A partir del momento Trump, el bulo se ha convertido en un recurso comodín para justificarlo todo. Si el expresidente norteamericano gana el debate con Biden, fue porque no paró de decir mentiras que el senil mandatario actual no supo desmentir. La misma fórmula se importó a España también para justificar la sonora derrota de Pedro Sánchez en su debate con Alberto Núñez Feijoo. El candidato del PP venció porque no hizo otra cosa que mentir, según el mantra oficial de la maquinaria mediática progubernamental. Una maquinaria que dio entonces muestra de su extraordinario desparpajo porque hay que tener un rostro de titanio para presentar a Sánchez como el hombre de la verdad. Tanto en un caso como en otro, cuando los medios se decidían a explicar qué bulos tan graves habían podido intoxicar las mentes ciudadanas, lo que aparecían eran cuestiones muy menores, desde luego incapaces de generar los efectos que se les atribuían, y que en ningún caso estaban a la altura del mito de las fake news. La apelación a los bulos se ha convertido en un bulo en sí mismo. Con inestimables aportaciones españolas, como la ‘máquina del fango’ de Pedro Sánchez.

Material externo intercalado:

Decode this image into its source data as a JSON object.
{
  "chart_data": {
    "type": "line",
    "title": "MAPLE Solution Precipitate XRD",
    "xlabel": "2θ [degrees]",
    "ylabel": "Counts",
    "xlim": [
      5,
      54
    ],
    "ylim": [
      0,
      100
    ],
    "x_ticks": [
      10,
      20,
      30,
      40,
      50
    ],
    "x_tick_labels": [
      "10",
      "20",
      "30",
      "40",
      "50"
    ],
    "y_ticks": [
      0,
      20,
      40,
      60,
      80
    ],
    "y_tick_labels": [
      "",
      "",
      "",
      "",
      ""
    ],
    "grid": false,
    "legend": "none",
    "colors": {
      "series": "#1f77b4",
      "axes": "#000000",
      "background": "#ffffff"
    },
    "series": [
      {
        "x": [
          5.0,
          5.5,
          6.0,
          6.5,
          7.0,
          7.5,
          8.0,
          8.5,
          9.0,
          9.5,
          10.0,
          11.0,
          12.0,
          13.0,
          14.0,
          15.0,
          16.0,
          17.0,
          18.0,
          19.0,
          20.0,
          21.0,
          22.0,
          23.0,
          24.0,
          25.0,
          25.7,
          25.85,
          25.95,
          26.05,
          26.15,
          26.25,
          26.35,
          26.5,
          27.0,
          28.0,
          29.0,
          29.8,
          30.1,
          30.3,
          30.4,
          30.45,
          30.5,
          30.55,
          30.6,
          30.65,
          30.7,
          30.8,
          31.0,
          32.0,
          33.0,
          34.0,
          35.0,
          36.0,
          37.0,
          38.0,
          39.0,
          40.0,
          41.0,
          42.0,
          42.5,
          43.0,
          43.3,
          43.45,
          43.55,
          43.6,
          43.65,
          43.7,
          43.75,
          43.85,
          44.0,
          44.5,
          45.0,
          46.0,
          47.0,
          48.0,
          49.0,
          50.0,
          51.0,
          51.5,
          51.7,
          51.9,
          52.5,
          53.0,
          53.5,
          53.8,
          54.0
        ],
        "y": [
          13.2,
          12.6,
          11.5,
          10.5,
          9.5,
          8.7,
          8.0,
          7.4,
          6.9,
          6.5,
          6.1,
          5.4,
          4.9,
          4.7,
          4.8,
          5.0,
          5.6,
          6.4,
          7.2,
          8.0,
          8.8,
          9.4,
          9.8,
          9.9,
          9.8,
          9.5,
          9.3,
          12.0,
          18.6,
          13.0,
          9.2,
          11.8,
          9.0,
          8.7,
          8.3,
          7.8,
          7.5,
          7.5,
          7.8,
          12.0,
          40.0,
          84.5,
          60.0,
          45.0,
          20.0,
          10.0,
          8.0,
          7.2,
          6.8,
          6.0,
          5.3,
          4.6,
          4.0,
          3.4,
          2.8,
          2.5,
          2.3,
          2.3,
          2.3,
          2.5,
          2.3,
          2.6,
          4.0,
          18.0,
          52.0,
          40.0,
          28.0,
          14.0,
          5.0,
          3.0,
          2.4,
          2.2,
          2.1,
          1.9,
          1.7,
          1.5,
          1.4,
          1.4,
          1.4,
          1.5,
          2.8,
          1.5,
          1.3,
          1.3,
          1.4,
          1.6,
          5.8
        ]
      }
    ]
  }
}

Lo hemos vuelto a ver en el caso de las protestas desatadas en Gran Bretaña como consecuencia de una serie de apuñalamientos que provocaron la muerte de tres niñas de corta edad, amén de otros heridos. Inicialmente las redes sociales atribuyeron la autoría a un inmigrante ilegal solicitante de asilo, pero enseguida el Gobierno aclaró que el autor era un joven británico, hijo de un matrimonio ruandés que había recibido asilo. La discrepancia entre las primeras versiones y la realidad alimentó una insólita narrativa oficial, de los medios serios, para entendernos, según la cual las protestas habrían sido alentadas por el engaño. Y es que, según se indicaba en un reciente análisis de El País, es obvio que si el autor de los crímenes es un hijo de refugiados ruandeses el asunto no tiene nada que ver con la migración. Cuando los que se dicen paladines de la verdad y del rigor afirman estas cosas se caen rápidamente muchas máscaras.

Dado que nos movemos entre mentiras se impone calibrar cuáles son las peores. Y en este sentido hay que decir que, al margen de lo que se opine de las protestas, que el asesinato se relacione con las tensiones raciales provocadas por la multiculturalidad está plenamente justificado a tenor de la autoría, mientras que afirmar lo contrario resulta no sólo incomprensible, sino de una arrogancia banal.

En el caso de las fake news, además, no son pocas las ocasiones en las que los desmentidos están más lejos de la realidad que las afirmaciones originales. Lo que no impide que los que actúan así se sienten miembros destacados de la cofradía de la superioridad moral.

Hay que dejar claro que las apelaciones a los bulos y las fake news forman parte de un conjunto de recursos retóricos para controlar el debate democrático, limitando el terreno de juego de lo que puede decirse o pensarse, en favor de las ideas dominantes del momento. Lógicamente, cuanto menos sistémicas y más disidentes son las ideas en cuestión, más deslegitimación reciben.

En contra de lo que una mente biempensante pudiera creer, de la existencia de los ataques, y de su virulencia, no cabe deducir que las ideas sean erróneas —o, como mínimo, no más erróneas que otras que se defienden con normalidad— sino sólo que son incómodas. Quizás porque ponen en peligro algo que se había considerado territorio conquistado, y que vuelve a entrar en disputa. O porque evidencian la inesperada fragilidad de los propios argumentos.  Una fragilidad que intenta taparse con un castillo de naipes de clichés argumentales.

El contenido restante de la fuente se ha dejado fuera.